Readers who follow my column no doubt understand that I spend most of my time debunking what I consider to be mistakes, intended or otherwise, made by anyone and everyone who writes about guns. And while some organizations and writers on both sides get it right most of the time, there are others who virtually every day get it wrong. Topping that latter list is breitbart.com, which pushes out a comment on guns just about every day, and just about every day gets it wrong. Their latest is a comment about women and guns that was made by Moms Demand Action activist Kristen Moore, who was interviewed by Michigan Radio following Governor Rick Snyder’s decision to approve a new law which allows women to have their CCW applications expedited in situations where they face potential domestic violence.
Typically, the Breitbart story started off by falsely accusing the Moms group of stating that it was “wrong” for women to carry guns. But that’s not what Ms. Moore said at all. What she said very clearly was that if women were thinking about applying for a CCW and purchasing a gun for self-defense, that they needed to make an “informed” choice in the matter, which means understanding whether, in fact, having a gun around the home or in the pocketbook provides any real safety at all.

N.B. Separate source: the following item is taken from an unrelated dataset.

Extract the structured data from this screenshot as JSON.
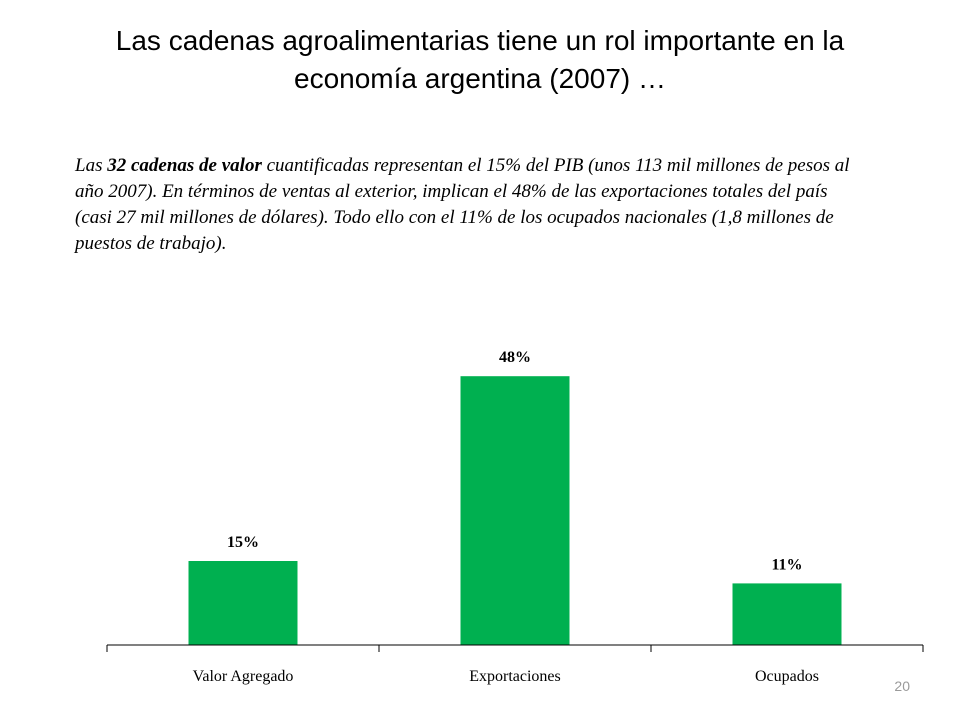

The gun industry has been going all out for the last twenty years trying to make us all believe that guns serve a positive social utility because when we own and carry one we are more safe. First we had the nonsense produced by Gary Kleck, who claimed on the basis of 213 telephone interviews that millions of crimes were thwarted by gun-carrying individuals each year. Then we had the bigger nonsense by John Lott, who basically said the same thing, even though it’s never been clear whether he had any real data at all. If the gun industry wants to promote the virtues of arming citizens in the face of overwhelming evidence to the contrary that’s fine. After all, they’re in the business of selling guns, not conducting research about gun risk. But the reason that so many people read Consumer Reports is that maybe, just maybe, the manufacturer’s claims aren’t always exactly true. That’s what the Moms group means when they talk about making an “informed” choice.
For me, the issue of whether anyone will be protected by carrying a gun, however, goes to something else. Because it’s not just a question of whether the statistics show that a gun makes you safer or not, it’s also whether someone who decides to carry a gun is trained so that their gun could even be used for self-defense. It turns out that Michigan requires that anyone applying for CCW must show that they have shot a gun a whole, big 30 times. Meanwhile, a 2006 FBI study of violent assaults on police officers concluded that criminals who used guns to attack cops practiced using their guns roughly two times every month!
If anyone thinks that raising the issue of “informed” choice about CCW is a back-door way of getting rid of all the guns, go right ahead and delude yourself as much as you can. The real reason that keeping a gun around for self-defense means first of all that the wrong person may get his hands on the gun, which is why, as Kristen Moore pointed out, women are five times more likely to get killed in domestic disputes when there’s a banger stuck in a drawer, a closet, or even a safe. But even if the gun can only end up in the ‘right’ hands in the event of an attack or a threat, does the person to whom those hands belong really know how to use that gun to protect themselves just because they spent a few evenings fooling around at the local range? As Ian Fleming says, “Shooting hell out of a piece of cardboard doesn’t prove a thing.”